PARIS -- Renault faces a criminal investigation over its diesel emissions after French officials passed a file to prosecutors detailing suspicions that the automaker's engine technologies broke the law.
The French government said that the DGCCRF consumer fraud watchdog had sent prosecutors the findings of its inquiry into possible emissions test manipulation by Renault.
"It is now up to the courts to determine what further action to take over the suspected breaches," the government said in a statement on Wednesday. Officials at the prosecutor's office in Nanterre, west of Paris, were not available for comment.
Renault is so far the only automaker after Volkswagen Group to be referred for possible criminal investigation in France. Renault issued a short statement affirming that its engines complied with European law.
Following VW's exposure for using software to cheat U.S. tests, Renault and others have attracted scrutiny for their own use of devices that reduce the effectiveness of technology that purges NOx from exhaust.
Such devices are calibrated to meet pollution standards during regulatory tests but not in many other conditions encountered on the road, when real emissions are allowed to soar. They are illegal except when deemed necessary to protect the engine - a European loophole that has been widely exploited.

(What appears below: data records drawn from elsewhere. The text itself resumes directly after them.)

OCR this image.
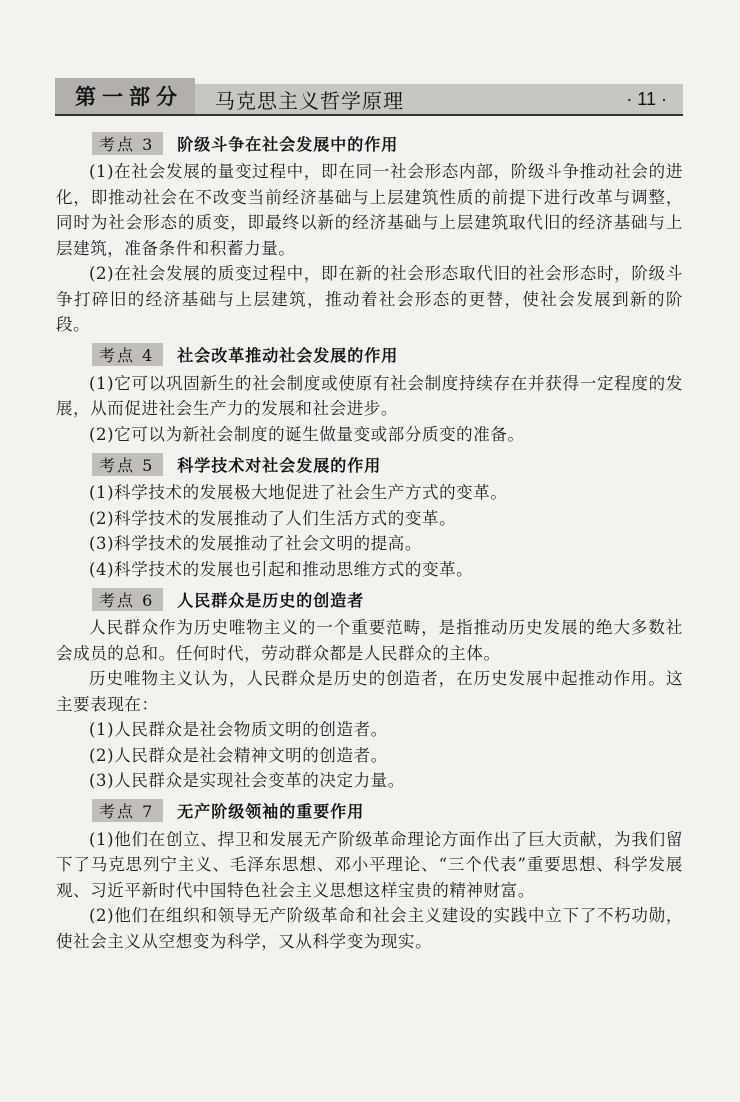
第一部分	马克思主义哲学原理	· 11 ·
考点 3	阶级斗争在社会发展中的作用

(1)在社会发展的量变过程中，即在同一社会形态内部，阶级斗争推动社会的进化，即推动社会在不改变当前经济基础与上层建筑性质的前提下进行改革与调整，同时为社会形态的质变，即最终以新的经济基础与上层建筑取代旧的经济基础与上层建筑，准备条件和积蓄力量。

(2)在社会发展的质变过程中，即在新的社会形态取代旧的社会形态时，阶级斗争打碎旧的经济基础与上层建筑，推动着社会形态的更替，使社会发展到新的阶段。

考点 4	社会改革推动社会发展的作用

(1)它可以巩固新生的社会制度或使原有社会制度持续存在并获得一定程度的发展，从而促进社会生产力的发展和社会进步。

(2)它可以为新社会制度的诞生做量变或部分质变的准备。

考点 5	科学技术对社会发展的作用

(1)科学技术的发展极大地促进了社会生产方式的变革。

(2)科学技术的发展推动了人们生活方式的变革。

(3)科学技术的发展推动了社会文明的提高。

(4)科学技术的发展也引起和推动思维方式的变革。

考点 6	人民群众是历史的创造者

人民群众作为历史唯物主义的一个重要范畴，是指推动历史发展的绝大多数社会成员的总和。任何时代，劳动群众都是人民群众的主体。

历史唯物主义认为，人民群众是历史的创造者，在历史发展中起推动作用。这主要表现在：

(1)人民群众是社会物质文明的创造者。

(2)人民群众是社会精神文明的创造者。

(3)人民群众是实现社会变革的决定力量。

考点 7	无产阶级领袖的重要作用

(1)他们在创立、捍卫和发展无产阶级革命理论方面作出了巨大贡献，为我们留下了马克思列宁主义、毛泽东思想、邓小平理论、“三个代表”重要思想、科学发展观、习近平新时代中国特色社会主义思想这样宝贵的精神财富。

(2)他们在组织和领导无产阶级革命和社会主义建设的实践中立下了不朽功勋，使社会主义从空想变为科学，又从科学变为现实。
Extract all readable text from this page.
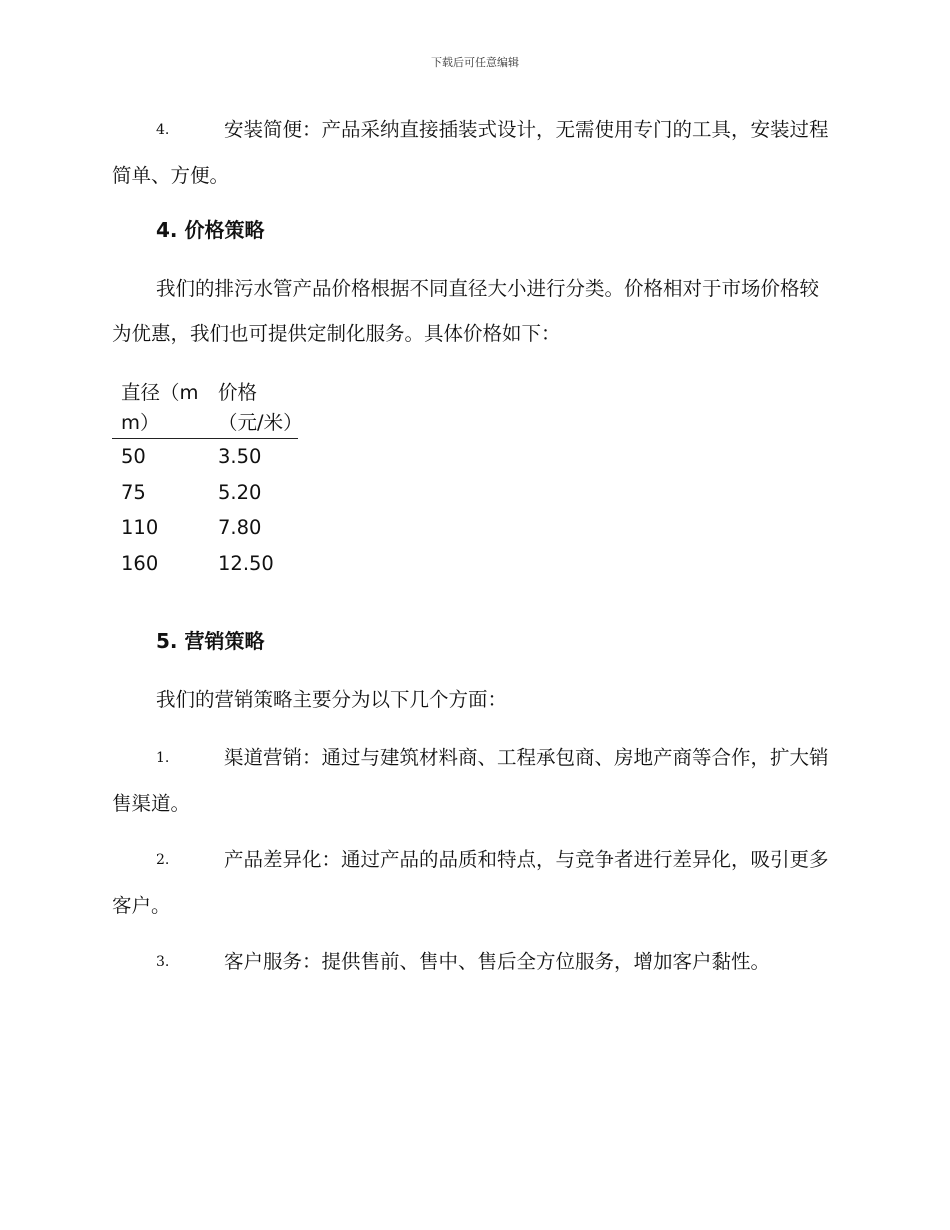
下载后可任意编辑

4.	安装简便：产品采纳直接插装式设计，无需使用专门的工具，安装过程简单、方便。

4. 价格策略

我们的排污水管产品价格根据不同直径大小进行分类。价格相对于市场价格较为优惠，我们也可提供定制化服务。具体价格如下：

直径（mm）	价格（元/米）
50	3.50
75	5.20
110	7.80
160	12.50

5. 营销策略

我们的营销策略主要分为以下几个方面：

1.	渠道营销：通过与建筑材料商、工程承包商、房地产商等合作，扩大销售渠道。

2.	产品差异化：通过产品的品质和特点，与竞争者进行差异化，吸引更多客户。

3.	客户服务：提供售前、售中、售后全方位服务，增加客户黏性。
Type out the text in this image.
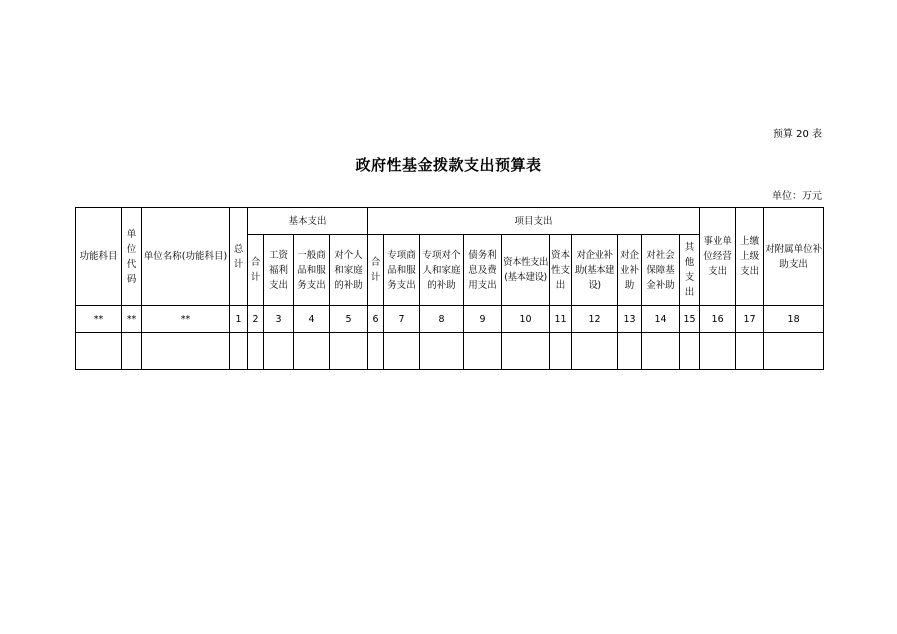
预算 20 表
政府性基金拨款支出预算表
单位：万元
功能科目	单位代码	单位名称(功能科目)	总计	基本支出				项目支出										事业单位经营支出	上缴上级支出	对附属单位补助支出
				合计	工资福利支出	一般商品和服务支出	对个人和家庭的补助	合计	专项商品和服务支出	专项对个人和家庭的补助	债务利息及费用支出	资本性支出(基本建设)	资本性支出	对企业补助(基本建设)	对企业补助	对社会保障基金补助	其他支出			
**	**	**	1	2	3	4	5	6	7	8	9	10	11	12	13	14	15	16	17	18
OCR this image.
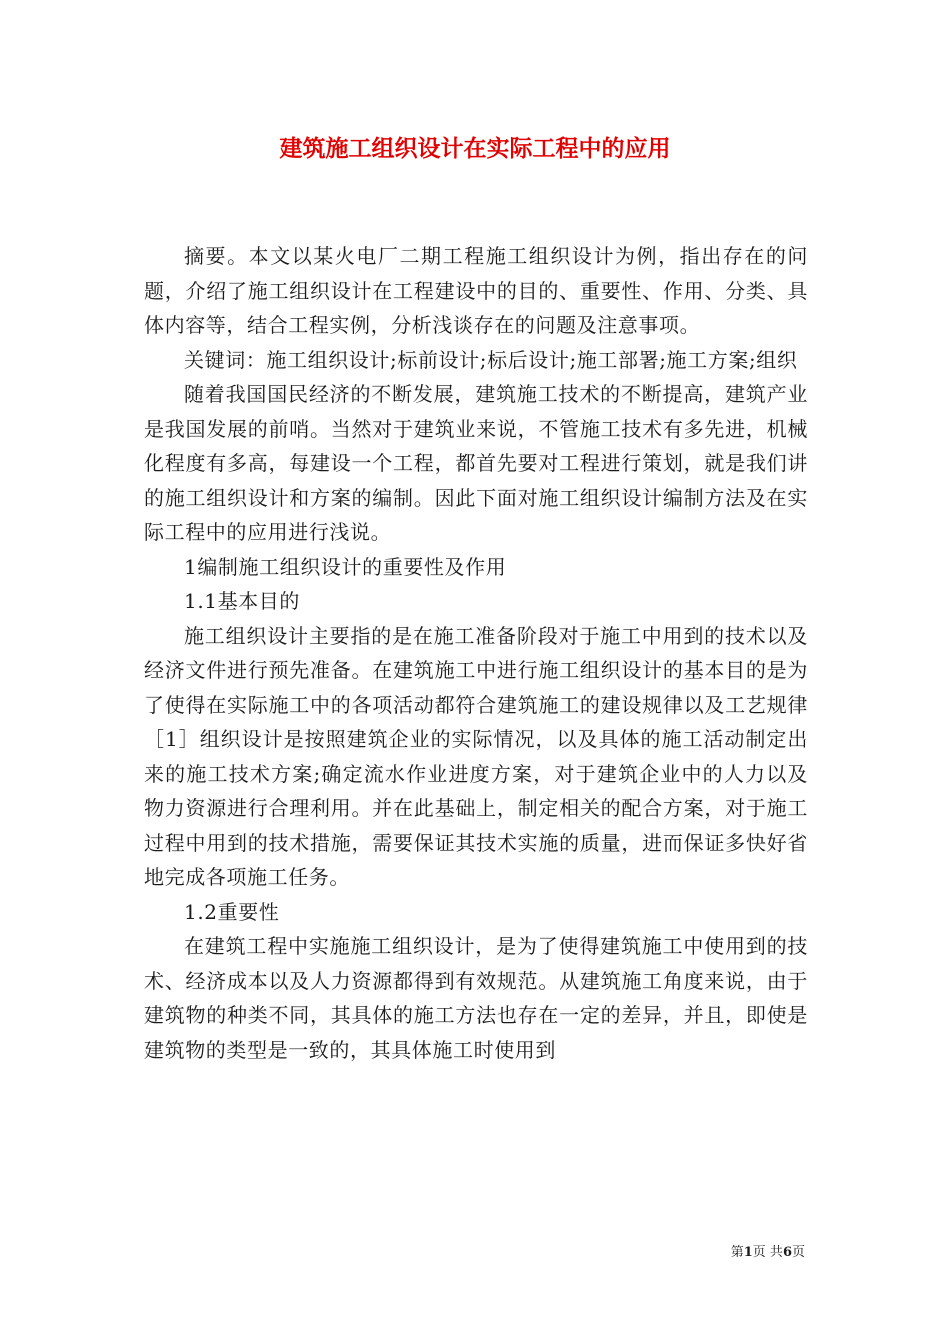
建筑施工组织设计在实际工程中的应用

摘要。本文以某火电厂二期工程施工组织设计为例，指出存在的问题，介绍了施工组织设计在工程建设中的目的、重要性、作用、分类、具体内容等，结合工程实例，分析浅谈存在的问题及注意事项。

关键词：施工组织设计;标前设计;标后设计;施工部署;施工方案;组织

随着我国国民经济的不断发展，建筑施工技术的不断提高，建筑产业是我国发展的前哨。当然对于建筑业来说，不管施工技术有多先进，机械化程度有多高，每建设一个工程，都首先要对工程进行策划，就是我们讲的施工组织设计和方案的编制。因此下面对施工组织设计编制方法及在实际工程中的应用进行浅说。

1编制施工组织设计的重要性及作用

1.1基本目的

施工组织设计主要指的是在施工准备阶段对于施工中用到的技术以及经济文件进行预先准备。在建筑施工中进行施工组织设计的基本目的是为了使得在实际施工中的各项活动都符合建筑施工的建设规律以及工艺规律［1］组织设计是按照建筑企业的实际情况，以及具体的施工活动制定出来的施工技术方案;确定流水作业进度方案，对于建筑企业中的人力以及物力资源进行合理利用。并在此基础上，制定相关的配合方案，对于施工过程中用到的技术措施，需要保证其技术实施的质量，进而保证多快好省地完成各项施工任务。

1.2重要性

在建筑工程中实施施工组织设计，是为了使得建筑施工中使用到的技术、经济成本以及人力资源都得到有效规范。从建筑施工角度来说，由于建筑物的种类不同，其具体的施工方法也存在一定的差异，并且，即使是建筑物的类型是一致的，其具体施工时使用到

第1页 共6页
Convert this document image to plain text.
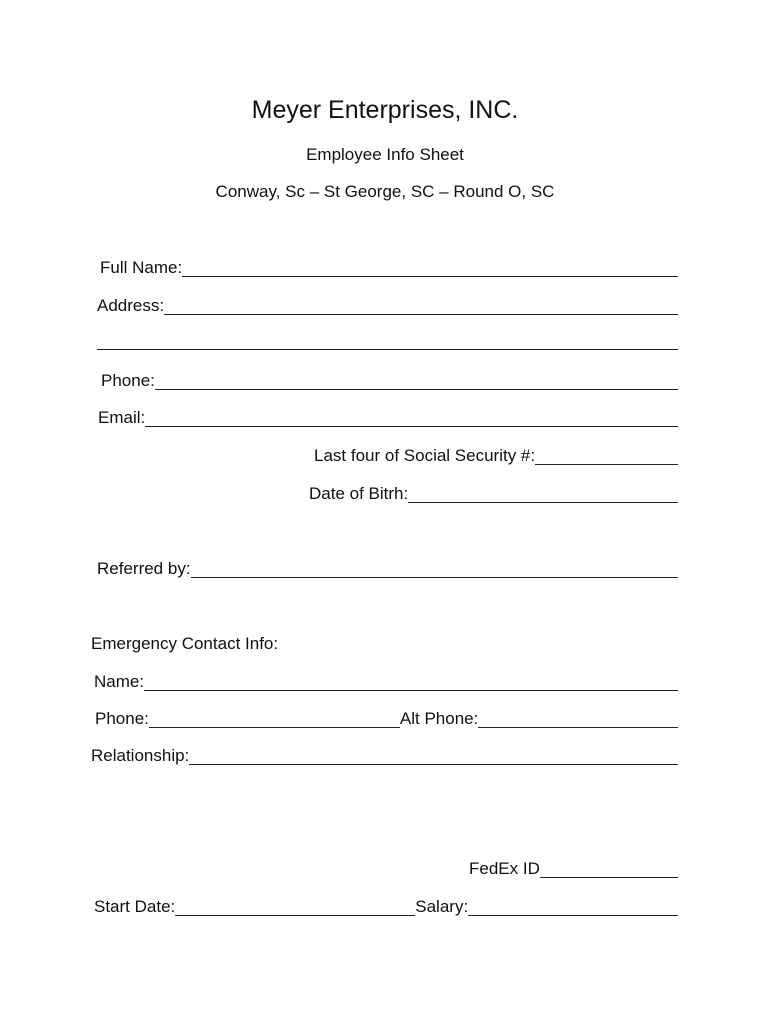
Meyer Enterprises, INC.
Employee Info Sheet
Conway, Sc – St George, SC – Round O, SC
Full Name:
Address:
Phone:
Email:
Last four of Social Security #:
Date of Bitrh:
Referred by:
Emergency Contact Info:
Name:
Phone:	Alt Phone:
Relationship:
FedEx ID
Start Date:	Salary:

Carmakers including Renault, Opel and Fiat told a separate French investigating committee earlier this year that defeat devices in their vehicles were legal under the exemption. But the panel concluded their technical justifications "remained to be proven."
'Thermal window'
Renault had explained the NOx-cutting exhaust gas recirculation (EGR) in its top-selling diesel engines had been found to cause serious turbo clogging problems. Engineers responded by programming the EGR to shut down outside a narrow "thermal window" of air intake temperatures, 17-35 degrees Celsius (63-95 degrees Fahrenheit). While passing regulatory tests carried out at room temperature over short periods, the protocol sends NOx emissions sky-high on the road.
The findings now before prosecutors include material seized during police searches at Renault sites, interviews with company officials and results of independent testing carried out on Renault vehicles, an official with knowledge of the investigation said.
The prosecutors are expected to carry out their own preliminary inquiry to decide whether to order a formal probe under an investigating judge, which can lead to a full trial.
Other unnamed carmakers remain under investigation by the DGCCRF, the government said in its statement.
France's environmental regulators began randomly testing vehicles to check differences between lab results and real-world emissions after VW's emissions-cheating scandal erupted. A government investigation revealed on-the-road emissions from Renault and other models that were many times higher than regulatory limits. French officials said in April that some cars it tested had higher CO2 and NOx emissions on the road than in laboratory tests but no "cheat" devices were found.
Renault said its vehicles are not equipped with cheating software affecting anti-pollution systems and its vehicles "are all and have always been homologated in accordance with the laws and regulations."
"Renault reasserts its determination to enforce its rights to defend company's corporate interest, as well as its employees and shareholders," the company said in a statement on Wednesday.